Prook
Prook

Reputation: 107

Tensorflow, negative KL Divergence

I am working with a Variational Autoencoder Type model and part of my loss function is the KL divergence between a Normal Distribution with mean 0 and variance 1 and another Normal Distribution whose mean and variance are predicted by my model.

I defined the loss in the following way:

def kl_loss(mean, log_sigma):
    normal=tf.contrib.distributions.MultivariateNormalDiag(tf.zeros(mean.get_shape()),
                                                           tf.ones(log_sigma.get_shape()))
    enc_normal = tf.contrib.distributions.MultivariateNormalDiag(mean,
                                                                     tf.exp(log_sigma),
                                                                     validate_args=True,
                                                                     allow_nan_stats=False,
                                                                     name="encoder_normal")
    kl_div = tf.contrib.distributions.kl_divergence(normal,
                                                    enc_normal,
                                                    allow_nan_stats=False,
                                                    name="kl_divergence")
return kl_div

The input are unconstrained vectors of length N with

log_sigma.get_shape() == mean.get_shape()

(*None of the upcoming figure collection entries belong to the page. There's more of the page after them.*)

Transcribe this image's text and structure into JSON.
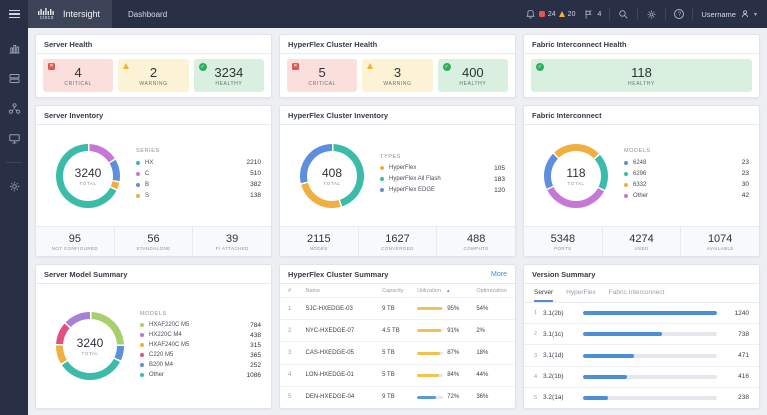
{
  "header": {
    "brand": {
      "logo_word": "cisco",
      "name": "Intersight"
    },
    "tab": "Dashboard",
    "alarms": {
      "critical_count": "24",
      "warning_count": "20",
      "advisory_count": "4"
    },
    "user": {
      "name": "Username"
    }
  },
  "cards": {
    "server_health": {
      "title": "Server Health",
      "stats": [
        {
          "value": "4",
          "label": "CRITICAL"
        },
        {
          "value": "2",
          "label": "WARNING"
        },
        {
          "value": "3234",
          "label": "HEALTHY"
        }
      ]
    },
    "hx_health": {
      "title": "HyperFlex Cluster Health",
      "stats": [
        {
          "value": "5",
          "label": "CRITICAL"
        },
        {
          "value": "3",
          "label": "WARNING"
        },
        {
          "value": "400",
          "label": "HEALTHY"
        }
      ]
    },
    "fi_health": {
      "title": "Fabric Interconnect Health",
      "stats": [
        {
          "value": "118",
          "label": "HEALTHY"
        }
      ]
    },
    "server_inventory": {
      "title": "Server Inventory",
      "legend_title": "SERIES",
      "donut": {
        "total": "3240",
        "total_label": "TOTAL",
        "start": 0,
        "arc_order": [
          1,
          2,
          3,
          0
        ],
        "segments": [
          {
            "label": "HX",
            "display": "2210",
            "value": 2210,
            "color": "#3bbcab"
          },
          {
            "label": "C",
            "display": "510",
            "value": 510,
            "color": "#c678d6"
          },
          {
            "label": "B",
            "display": "382",
            "value": 382,
            "color": "#5d8fdd"
          },
          {
            "label": "S",
            "display": "138",
            "value": 138,
            "color": "#efaf41"
          }
        ]
      },
      "footer": [
        {
          "value": "95",
          "label": "NOT CONFIGURED"
        },
        {
          "value": "56",
          "label": "STANDALONE"
        },
        {
          "value": "39",
          "label": "FI ATTACHED"
        }
      ]
    },
    "hx_inventory": {
      "title": "HyperFlex Cluster Inventory",
      "legend_title": "TYPES",
      "donut": {
        "total": "408",
        "total_label": "TOTAL",
        "start": 0,
        "arc_order": [
          1,
          0,
          2
        ],
        "segments": [
          {
            "label": "HyperFlex",
            "display": "105",
            "value": 105,
            "color": "#efaf41"
          },
          {
            "label": "HyperFlex All Flash",
            "display": "183",
            "value": 183,
            "color": "#3bbcab"
          },
          {
            "label": "HyperFlex EDGE",
            "display": "120",
            "value": 120,
            "color": "#5d8fdd"
          }
        ]
      },
      "footer": [
        {
          "value": "2115",
          "label": "NODES"
        },
        {
          "value": "1627",
          "label": "CONVERGED"
        },
        {
          "value": "488",
          "label": "COMPUTE"
        }
      ]
    },
    "fi_inventory": {
      "title": "Fabric Interconnect",
      "legend_title": "MODELS",
      "donut": {
        "total": "118",
        "total_label": "TOTAL",
        "start": -46,
        "arc_order": [
          2,
          1,
          3,
          0
        ],
        "segments": [
          {
            "label": "6248",
            "display": "23",
            "value": 23,
            "color": "#5d8fdd"
          },
          {
            "label": "6296",
            "display": "23",
            "value": 23,
            "color": "#3bbcab"
          },
          {
            "label": "6332",
            "display": "30",
            "value": 30,
            "color": "#efaf41"
          },
          {
            "label": "Other",
            "display": "42",
            "value": 42,
            "color": "#c678d6"
          }
        ]
      },
      "footer": [
        {
          "value": "5348",
          "label": "PORTS"
        },
        {
          "value": "4274",
          "label": "USED"
        },
        {
          "value": "1074",
          "label": "AVAILABLE"
        }
      ]
    },
    "server_model_summary": {
      "title": "Server Model Summary",
      "legend_title": "MODELS",
      "donut": {
        "total": "3240",
        "total_label": "TOTAL",
        "start": 0,
        "arc_order": [
          0,
          4,
          5,
          2,
          3,
          1
        ],
        "segments": [
          {
            "label": "HXAF220C M5",
            "display": "784",
            "value": 784,
            "color": "#a8cf6c"
          },
          {
            "label": "HX220C M4",
            "display": "438",
            "value": 438,
            "color": "#a87fd9"
          },
          {
            "label": "HXAF240C M5",
            "display": "315",
            "value": 315,
            "color": "#efaf41"
          },
          {
            "label": "C220 M5",
            "display": "365",
            "value": 365,
            "color": "#e2517e"
          },
          {
            "label": "B200 M4",
            "display": "252",
            "value": 252,
            "color": "#5d8fdd"
          },
          {
            "label": "Other",
            "display": "1086",
            "value": 1086,
            "color": "#3bbcab"
          }
        ]
      }
    },
    "hx_summary": {
      "title": "HyperFlex Cluster Summary",
      "more_label": "More",
      "columns": {
        "num": "#",
        "name": "Name",
        "capacity": "Capacity",
        "utilization": "Utilization",
        "sort_icon": "▴",
        "optimization": "Optimization"
      },
      "rows": [
        {
          "num": "1",
          "name": "SJC-HXEDGE-03",
          "capacity": "9 TB",
          "util_pct": 95,
          "util_label": "95%",
          "util_color": "#f2c14e",
          "opt": "54%"
        },
        {
          "num": "2",
          "name": "NYC-HXEDGE-07",
          "capacity": "4.5 TB",
          "util_pct": 91,
          "util_label": "91%",
          "util_color": "#f2c14e",
          "opt": "2%"
        },
        {
          "num": "3",
          "name": "CAS-HXEDGE-05",
          "capacity": "5 TB",
          "util_pct": 87,
          "util_label": "87%",
          "util_color": "#f2c14e",
          "opt": "18%"
        },
        {
          "num": "4",
          "name": "LON-HXEDGE-01",
          "capacity": "5 TB",
          "util_pct": 84,
          "util_label": "84%",
          "util_color": "#f2c14e",
          "opt": "44%"
        },
        {
          "num": "5",
          "name": "DEN-HXEDGE-04",
          "capacity": "9 TB",
          "util_pct": 72,
          "util_label": "72%",
          "util_color": "#5b9bd5",
          "opt": "36%"
        }
      ]
    },
    "version_summary": {
      "title": "Version Summary",
      "tabs": [
        "Server",
        "HyperFlex",
        "Fabric Interconnect"
      ],
      "bar_color": "#4a90d9",
      "rows": [
        {
          "num": "1",
          "version": "3.1(2b)",
          "pct": 100,
          "label": "1240"
        },
        {
          "num": "2",
          "version": "3.1(1c)",
          "pct": 59,
          "label": "738"
        },
        {
          "num": "3",
          "version": "3.1(1d)",
          "pct": 38,
          "label": "471"
        },
        {
          "num": "4",
          "version": "3.2(1b)",
          "pct": 33,
          "label": "416"
        },
        {
          "num": "5",
          "version": "3.2(1a)",
          "pct": 19,
          "label": "238"
        }
      ]
    }
  }
}
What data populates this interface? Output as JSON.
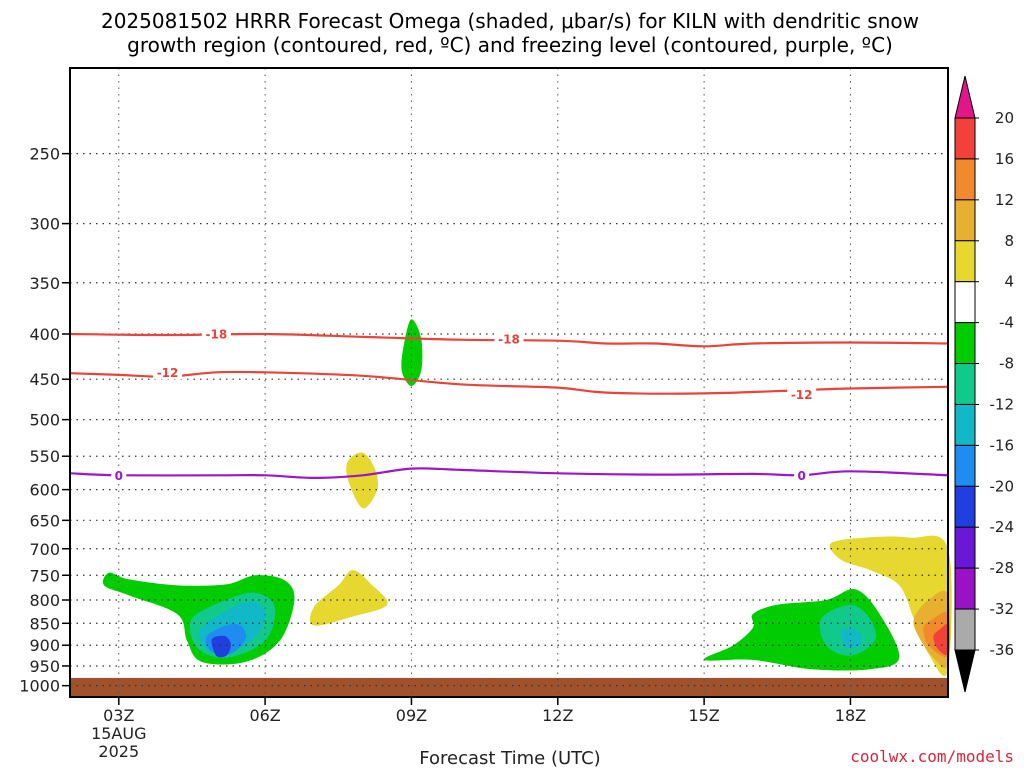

Now during training I observe a negative KL divergence after a few thousand iterations up to values of -10. Below you can see the Tensorboard training curves:

KL divergence curve

Zoom in of KL divergence curve

Now this seems odd to me as the KL divergence should be positive under certain conditions. I understand that we require "The K-L divergence is only defined if P and Q both sum to 1 and if Q(i) > 0 for any i such that P(i) > 0." (see https://mathoverflow.net/questions/43849/how-to-ensure-the-non-negativity-of-kullback-leibler-divergence-kld-metric-rela) but I don't see how this could be violated in my case. Any help is highly appreciated!

Upvotes: 7

Views: 3352

Answers (1)

aki
aki

Reputation: 11

Faced the same problem. It happened because of float precision used. If you notice the negative values occur close to 0 and is bounded to a small negative value. Adding a small positive value to the loss is a work around.